Funeral in Berlin (1966) is the second of three Cold War thrillers starring Michael Caine as the bespectacled, insubordinate British agent Harry Palmer, here dispatched to a divided Berlin to manage the apparent defection of a senior Soviet intelligence officer.
| Year | 1966 |
|---|---|
| Director | Guy Hamilton |
| Genre | Thriller |
| Language | English |
| IMDb | |
| Locations |
Checkpoint Charlie |
Palmer is sent to Berlin by his superior Colonel Ross to arrange the defection of Colonel Stok, a powerful Soviet officer who claims he wants to come over to the West. The handover is to be disguised as a funeral, with Stok smuggled across in a coffin. But nothing in Berlin is as it seems: a web of double agents, a vengeful Israeli operative hunting a former Nazi, and forged identities turn the operation into a maze of betrayal. Palmer, cynical and unflappable, must work out who is really being smuggled, and why, before the trap closes around him.
The film opens with one of cinema’s most memorable Wall set-pieces: a defector hoisted over the barrier by a construction crane in a daring staged escape, watched by guards in the towers. Checkpoint Charlie, the crossing point between the American sector and East Berlin, features as the formal gateway between the two worlds, and the constant threat of the death strip gives the espionage real menace. The plot turns on the very mechanics of getting a body, living or dead, across the most heavily guarded border in Europe.

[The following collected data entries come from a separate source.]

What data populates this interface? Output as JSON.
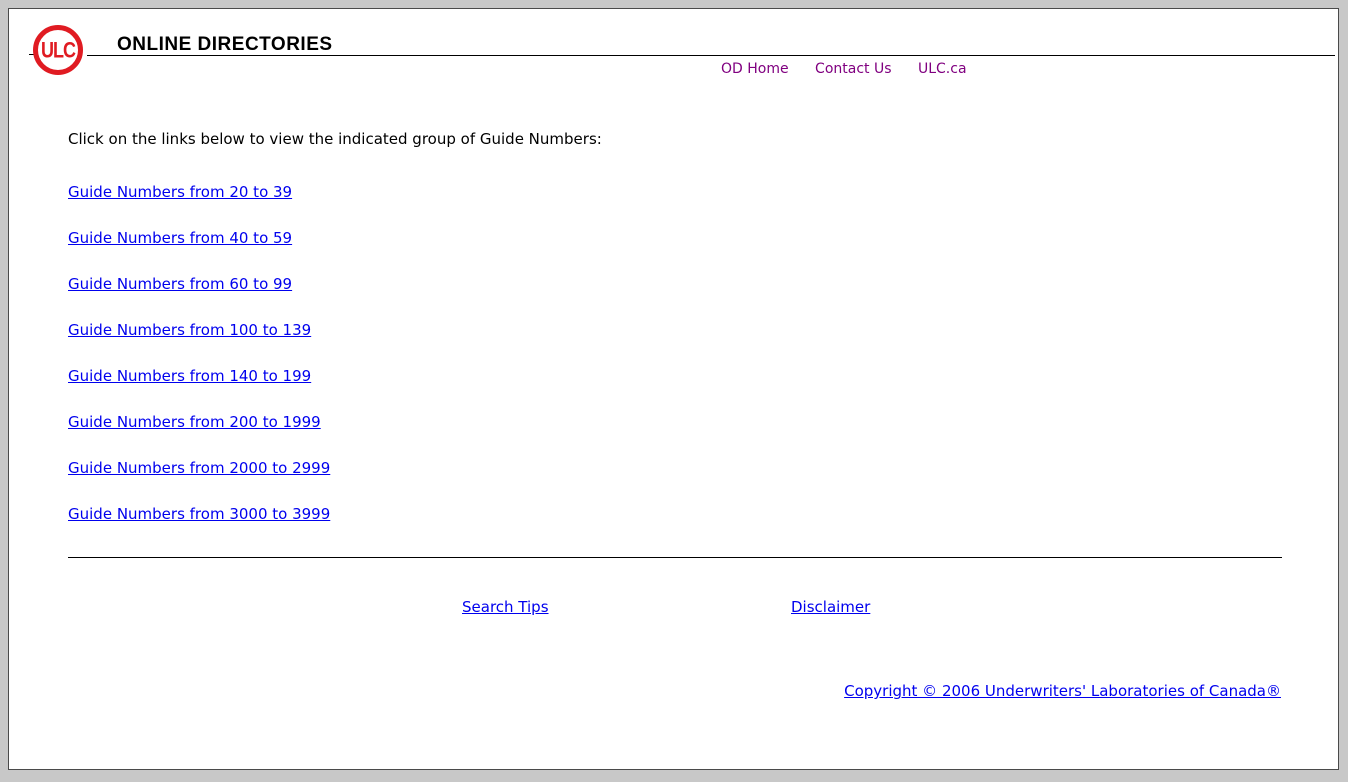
{
  "header": {
    "logo_text": "ULC",
    "title": "ONLINE DIRECTORIES",
    "links": [
      "OD Home",
      "Contact Us",
      "ULC.ca"
    ]
  },
  "main": {
    "intro": "Click on the links below to view the indicated group of Guide Numbers:",
    "guide_links": [
      "Guide Numbers from 20 to 39",
      "Guide Numbers from 40 to 59",
      "Guide Numbers from 60 to 99",
      "Guide Numbers from 100 to 139",
      "Guide Numbers from 140 to 199",
      "Guide Numbers from 200 to 1999",
      "Guide Numbers from 2000 to 2999",
      "Guide Numbers from 3000 to 3999"
    ]
  },
  "footer": {
    "search_tips": "Search Tips",
    "disclaimer": "Disclaimer",
    "copyright": "Copyright © 2006 Underwriters' Laboratories of Canada®"
  },
  "colors": {
    "logo_red": "#e01b22",
    "link_blue": "#0000ee",
    "visited_purple": "#800080"
  }
}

Guy Hamilton shot on location in West Berlin, using the actual Wall, watchtowers and the area around Checkpoint Charlie. The authentic 1960s cityscape, with the freshly built Wall scarring the streets, gives the film a documentary texture that studio recreations could never match.
Adapted from Len Deighton’s 1964 novel, Funeral in Berlin offered a deliberately grubby, bureaucratic alternative to the glamour of James Bond, fittingly, since Hamilton also directed Goldfinger. Caine’s Harry Palmer became an icon of the realist spy genre, and the film’s crane escape remains one of the defining screen images of the divided city.